И вот государство NSK – это как раз такое утопическое универсальное государство, построенное на территории искусства. Художники тут практикуют своего рода романтическую бюрократию: художник превращается в бюрократа, в клерка несуществующего универсального государства. Жюльен Бенда в своей знаменитой книге «Предательство клерков» («La trahison des clerks», 1927) метко описал этос постгегельянской модернистской бюрократии. Своих персонажей он нарек «клерками». Французское слово «clerk» нередко переводится и как «интеллектуал». Но по сути интеллектуал для Бенды как раз и есть предатель этоса клерка, ведь интеллектуал ценит универсальность своих идей выше долга универсальной службы. Истинный клерк не подчиняется никакому конкретному мировоззрению, даже самому универсалистскому. Напротив, клерк служит другим, помогая им реализовать их собственные идеи и цели. Бенда рассматривал клерков преимущественно как функционеров, администраторов в рамках просвещенного демократического государства, управляемого законом.
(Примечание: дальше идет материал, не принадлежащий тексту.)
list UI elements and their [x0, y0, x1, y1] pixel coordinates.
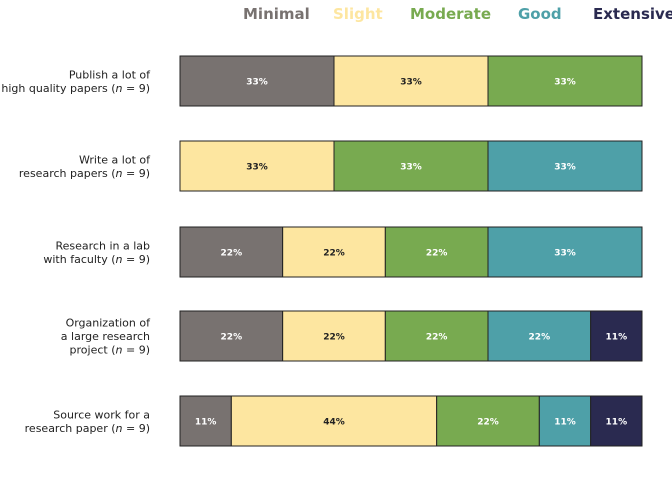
data-label-1-minimal: 33%	[246, 78, 268, 88]
bar-segment-2-moderate	[333, 140, 489, 192]
bar-segment-3-moderate	[384, 226, 489, 278]
data-label-1-slight: 33%	[400, 78, 422, 88]
bar-row-3: 22% 22% 22% 33%	[179, 226, 643, 278]
data-label-5-minimal: 11%	[195, 418, 217, 428]
legend-entry-minimal: Minimal	[243, 5, 310, 23]
legend-entry-slight: Slight	[333, 5, 383, 23]
data-label-4-good: 22%	[529, 333, 551, 343]
data-label-2-good: 33%	[554, 163, 576, 173]
category-label-2: Write a lot of research papers (n = 9)	[19, 153, 151, 180]
bar-segment-3-slight	[282, 226, 386, 278]
bar-row-5: 11% 44% 22% 11% 11%	[179, 395, 643, 447]
bar-row-2: 33% 33% 33%	[179, 140, 643, 192]
data-label-4-moderate: 22%	[426, 333, 448, 343]
bar-segment-5-extensive	[590, 395, 643, 447]
bar-segment-1-minimal	[179, 55, 335, 107]
category-labels: Publish a lot of high quality papers (n =…	[1, 68, 151, 435]
data-label-3-minimal: 22%	[221, 249, 243, 259]
data-label-5-extensive: 11%	[606, 418, 628, 428]
data-label-4-slight: 22%	[323, 333, 345, 343]
data-label-5-slight: 44%	[323, 418, 345, 428]
data-label-1-moderate: 33%	[554, 78, 576, 88]
bar-row-4: 22% 22% 22% 22% 11%	[179, 310, 643, 362]
bar-segment-1-slight	[333, 55, 489, 107]
data-label-5-moderate: 22%	[477, 418, 499, 428]
legend-entry-extensive: Extensive	[593, 5, 672, 23]
data-label-2-slight: 33%	[246, 163, 268, 173]
category-label-1: Publish a lot of high quality papers (n =…	[1, 68, 151, 95]
bar-segment-5-slight	[230, 395, 438, 447]
bar-segment-4-slight	[282, 310, 386, 362]
legend: Minimal Slight Moderate Good Extensive	[243, 5, 672, 23]
legend-entry-good: Good	[518, 5, 562, 23]
category-label-5: Source work for a research paper (n = 9)	[25, 408, 150, 435]
bar-segment-2-slight	[179, 140, 335, 192]
bar-segment-3-good	[487, 226, 643, 278]
bars: 33% 33% 33%33% 33% 33%22% 22% 22% 33%22% 22% 22% 2…	[179, 55, 643, 447]
bar-row-1: 33% 33% 33%	[179, 55, 643, 107]
data-label-4-extensive: 11%	[606, 333, 628, 343]
data-label-3-slight: 22%	[323, 249, 345, 259]
bar-segment-4-good	[487, 310, 592, 362]
data-label-5-good: 11%	[554, 418, 576, 428]
category-label-3: Research in a lab with faculty (n = 9)	[43, 239, 150, 266]
bar-segment-1-moderate	[487, 55, 643, 107]
data-label-3-good: 33%	[554, 249, 576, 259]
data-label-4-minimal: 22%	[221, 333, 243, 343]
bar-segment-5-good	[538, 395, 592, 447]
category-label-4: Organization of a large research project (…	[61, 317, 151, 357]
bar-segment-3-minimal	[179, 226, 284, 278]
bar-segment-4-extensive	[590, 310, 643, 362]
bar-segment-2-good	[487, 140, 643, 192]
bar-segment-5-minimal	[179, 395, 232, 447]
bar-segment-4-moderate	[384, 310, 489, 362]
data-label-2-moderate: 33%	[400, 163, 422, 173]
legend-entry-moderate: Moderate	[410, 5, 491, 23]
bar-segment-5-moderate	[436, 395, 540, 447]
data-label-3-moderate: 22%	[426, 249, 448, 259]
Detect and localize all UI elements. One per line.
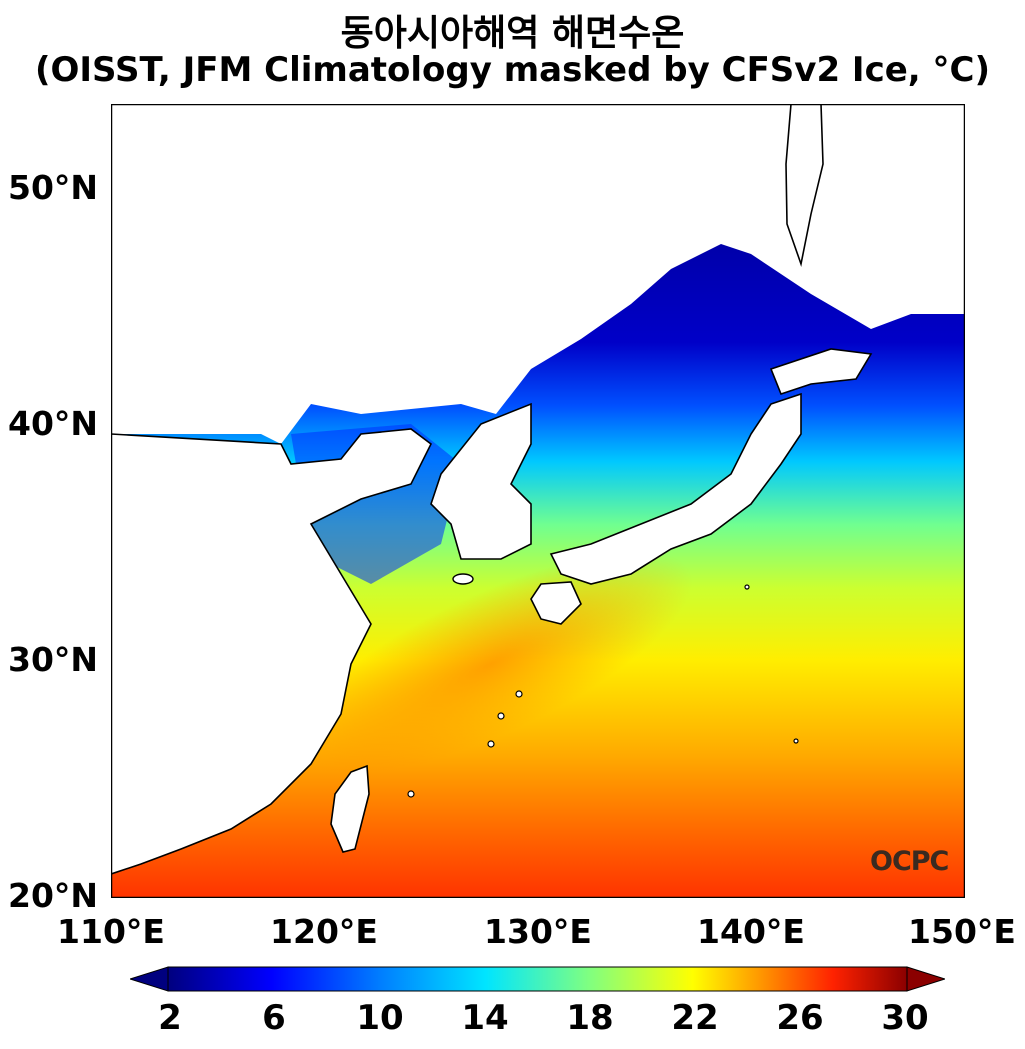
lon-label-110e: 110°E <box>57 912 165 951</box>
colorbar-tick: 18 <box>566 998 614 1038</box>
colorbar-body <box>167 966 908 992</box>
masked-ice-area <box>111 104 965 444</box>
map-subtitle: (OISST, JFM Climatology masked by CFSv2 … <box>34 50 991 90</box>
lat-label-30n: 30°N <box>8 640 99 679</box>
sst-map <box>111 104 965 898</box>
colorbar-min-extension <box>130 966 169 992</box>
japan-hokkaido <box>769 348 873 395</box>
lon-label-120e: 120°E <box>270 912 378 951</box>
colorbar-tick: 30 <box>881 998 929 1038</box>
lon-label-140e: 140°E <box>697 912 805 951</box>
sakhalin <box>785 104 824 268</box>
ocpc-logo: OCPC <box>870 846 949 877</box>
colorbar-tick: 22 <box>671 998 719 1038</box>
ryukyu-island <box>515 690 523 698</box>
taiwan <box>330 764 370 853</box>
colorbar-tick: 10 <box>356 998 404 1038</box>
map-frame <box>111 104 965 898</box>
japan-kyushu <box>530 581 582 625</box>
lat-label-20n: 20°N <box>8 876 99 915</box>
map-title: 동아시아해역 해면수온 <box>340 13 685 54</box>
lon-label-130e: 130°E <box>484 912 592 951</box>
japan-honshu <box>549 392 802 585</box>
jeju-island <box>452 573 474 585</box>
colorbar <box>130 966 945 992</box>
colorbar-tick: 14 <box>461 998 509 1038</box>
ryukyu-island <box>407 790 415 798</box>
colorbar-tick: 6 <box>262 998 286 1038</box>
colorbar-tick: 2 <box>158 998 182 1038</box>
mainland-china <box>111 428 433 875</box>
lon-label-150e: 150°E <box>908 912 1016 951</box>
ogasawara-island <box>793 738 799 744</box>
lat-label-50n: 50°N <box>8 168 99 207</box>
colorbar-max-extension <box>906 966 945 992</box>
ryukyu-island <box>497 712 505 720</box>
lat-label-40n: 40°N <box>8 404 99 443</box>
kuroshio-warm-tongue <box>289 551 693 777</box>
colorbar-tick: 26 <box>776 998 824 1038</box>
izu-island <box>744 584 750 590</box>
korean-peninsula <box>430 402 532 560</box>
ryukyu-island <box>487 740 495 748</box>
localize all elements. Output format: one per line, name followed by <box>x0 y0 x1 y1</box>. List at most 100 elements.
Однако сегодня государство – даже если внутренне оно организовано по самому универсалистскому образцу – остается национальным государством. Его клерки, невзирая на универсалистскую этику, являются неотъемлемой частью аппарата власти, который преследует специфические национальные интересы. Их вовлеченность в этот властный аппарат – одна из причин, почему традиционный этос клерка, описанный Бендой, со временем стал утопией.

Мне могут возразить, что мир современного искусства пытается компенсировать отсутствие универсального государства. Здесь необходимо вспомнить, что Кожев был не только последователем Гегеля, но также и племянником и комментатором Кандинского. Действительно, между модернистским государством и модернистским искусством существует внутреннее сродство: оба они верят в примат формы над содержанием. Модернистское государство есть форма – прекрасная форма. Истинный бюрократ – или истинный «клерк» – служит этой форме, поскольку он ее любит, ибо его мышление насквозь формально. Бюрократ, который служит не форме, а «содержанию», будь то содержание его собственных желаний или желаний других, – это испорченный, плохой бюрократ. То же самое можно сказать и о модернистском художнике: он служит форме и пытается избежать опасности испортить ее посредством своей собственной психологии или посредством внешних влияний, мотивов, интересов и целей. И как уже было сказано, концептуальное и даже постмодернистское искусство унаследовало это служение чистой форме. Конечно, художник, как и бюрократ, не может быть полностью защищен от порчи разного рода содержаниями. Но оба они видят свою профессию как попытку противостоять этой порче и со всей возможной самоотверженностью служить прекрасной форме искусства или государства. Это относится не только к созданию, но и к репрезентации искусства в публичном пространстве – задаче, в которой искусство и политика неизбежно вынуждены сотрудничать.